Respond to Racism hosted a student-led panel Nov. 1 that emphasized how school board decisions can impact students.

On Monday, Nov. 1, students from Lake Oswego and Newberg joined together for a panel event hosted by Respond to Racism.

Over 100 people — including school district administration, school board members and well-known faces like Lake Oswego Mayor Joe Buck and Oregon Senate Majority Leader Rob Wagner — convened over Zoom, and listened to the students' firsthand perspectives on how school board decisions impact youth, and how tokens of identity like Pride and Black Lives Matter flags are much more than memorabilia. Participants at the event asked not to be identified in this story.

Earlier this year, the Newberg School Board made national headlines when it voted to ban Black Lives Matter, Pride and other symbols deemed to be political from school grounds. Lake Oswego School Board members expressed support for marginalized Newberg students at a September meeting.

At the Nov. 1 event, one Newberg student reflected on how her classmates felt when the Newberg School District banned Pride and Black Lives Matter symbols. She said that students felt like they were not being listened to, and that the Newberg School Board did not have any empathy.

A Newberg teacher on the panel said that alongside other staff members in the district, he wrote letters to the school board asking that they vote no on the proposed ban.

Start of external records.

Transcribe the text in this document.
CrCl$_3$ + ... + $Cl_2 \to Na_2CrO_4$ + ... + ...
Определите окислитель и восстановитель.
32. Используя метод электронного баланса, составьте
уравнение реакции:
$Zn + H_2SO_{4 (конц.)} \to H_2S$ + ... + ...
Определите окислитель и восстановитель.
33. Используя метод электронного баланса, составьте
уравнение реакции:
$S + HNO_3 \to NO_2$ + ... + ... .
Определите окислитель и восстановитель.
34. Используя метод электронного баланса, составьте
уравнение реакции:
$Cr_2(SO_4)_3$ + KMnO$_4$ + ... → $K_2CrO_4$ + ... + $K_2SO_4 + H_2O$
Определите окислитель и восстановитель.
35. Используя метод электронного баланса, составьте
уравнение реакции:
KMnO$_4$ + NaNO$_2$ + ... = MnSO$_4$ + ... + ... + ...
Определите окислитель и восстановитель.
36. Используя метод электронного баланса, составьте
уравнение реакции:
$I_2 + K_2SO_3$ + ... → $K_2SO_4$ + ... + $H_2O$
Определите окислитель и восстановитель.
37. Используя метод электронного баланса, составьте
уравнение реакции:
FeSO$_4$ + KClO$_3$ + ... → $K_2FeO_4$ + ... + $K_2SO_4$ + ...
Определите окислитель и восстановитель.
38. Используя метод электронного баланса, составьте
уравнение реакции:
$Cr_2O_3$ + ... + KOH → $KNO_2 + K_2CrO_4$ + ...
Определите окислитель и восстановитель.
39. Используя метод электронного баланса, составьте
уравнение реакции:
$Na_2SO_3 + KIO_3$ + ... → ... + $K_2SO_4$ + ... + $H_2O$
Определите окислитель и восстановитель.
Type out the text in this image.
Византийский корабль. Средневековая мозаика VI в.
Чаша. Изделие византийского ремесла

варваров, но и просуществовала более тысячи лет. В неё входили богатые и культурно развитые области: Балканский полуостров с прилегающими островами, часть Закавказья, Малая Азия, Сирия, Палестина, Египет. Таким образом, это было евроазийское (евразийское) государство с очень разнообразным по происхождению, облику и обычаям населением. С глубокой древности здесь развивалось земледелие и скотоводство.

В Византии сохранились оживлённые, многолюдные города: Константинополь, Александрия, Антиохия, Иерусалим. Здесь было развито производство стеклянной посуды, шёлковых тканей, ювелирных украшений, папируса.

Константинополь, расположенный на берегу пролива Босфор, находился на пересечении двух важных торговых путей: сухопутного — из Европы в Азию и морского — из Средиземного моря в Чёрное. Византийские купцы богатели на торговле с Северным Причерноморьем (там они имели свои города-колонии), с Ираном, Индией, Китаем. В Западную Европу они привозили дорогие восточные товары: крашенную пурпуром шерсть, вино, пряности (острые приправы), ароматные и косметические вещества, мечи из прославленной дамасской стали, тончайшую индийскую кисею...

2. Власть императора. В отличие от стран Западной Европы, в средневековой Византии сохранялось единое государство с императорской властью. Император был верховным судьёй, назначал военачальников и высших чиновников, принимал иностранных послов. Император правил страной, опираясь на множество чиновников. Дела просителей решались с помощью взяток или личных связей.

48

In the letter he specified that the bare minimum staff can do is create safe spaces in schools for all students, no matter how they identify.

"Students need to be safe before they can learn," he said in the letter.

Meanwhile, Lake Oswego community members and school district representatives, meanwhile, were able to learn from their students about what could change in their district.

One Lake Oswego high school student said that although not always broadcasted explicitly, racism and discrimination are happening within the school district. She also said that the efforts to make schools welcoming environments for all students, no matter who they are, are not enough.

"Something like this wouldn't have happened, if we were making enough progress," she said.

Another LO community member who graduated recently from the district said that Newberg's action was more than restricting flags, but rather restricting people's Black and LGBTQ+ identities.

"Those are people's actual identities and that cannot be restricted within our curriculum within our schools or within our communities at all," they said.

The Lake Oswego students stretched their support to Newberg students by saying they are standing with them as they navigate against the mandate. They also provided a tip on how school boards could improve their relationships with students: give youth power. One student recommended that school board representatives — there are two on the Lake Oswego board — should be more than "tokens" but rather have actual say in board decisions.

Both groups of students chimed in on why symbols of pride and race are important. One student said that flags are safe spaces. When students see Pride or BLM flags, stickers or other items, they view them as symbols of representation.

The meeting wrapped up with Wagner introducing two bills for the 2022 legislative session. Senate Bill 334 would require all school boards to receive a biannual audit and implement strategies around equity training. The other bill was a direct response to what happened in Newberg and Albany, and would prohibit school boards from terminating superintendents who implement state-mandated best practices that relate to diversity, inclusion and public health practices.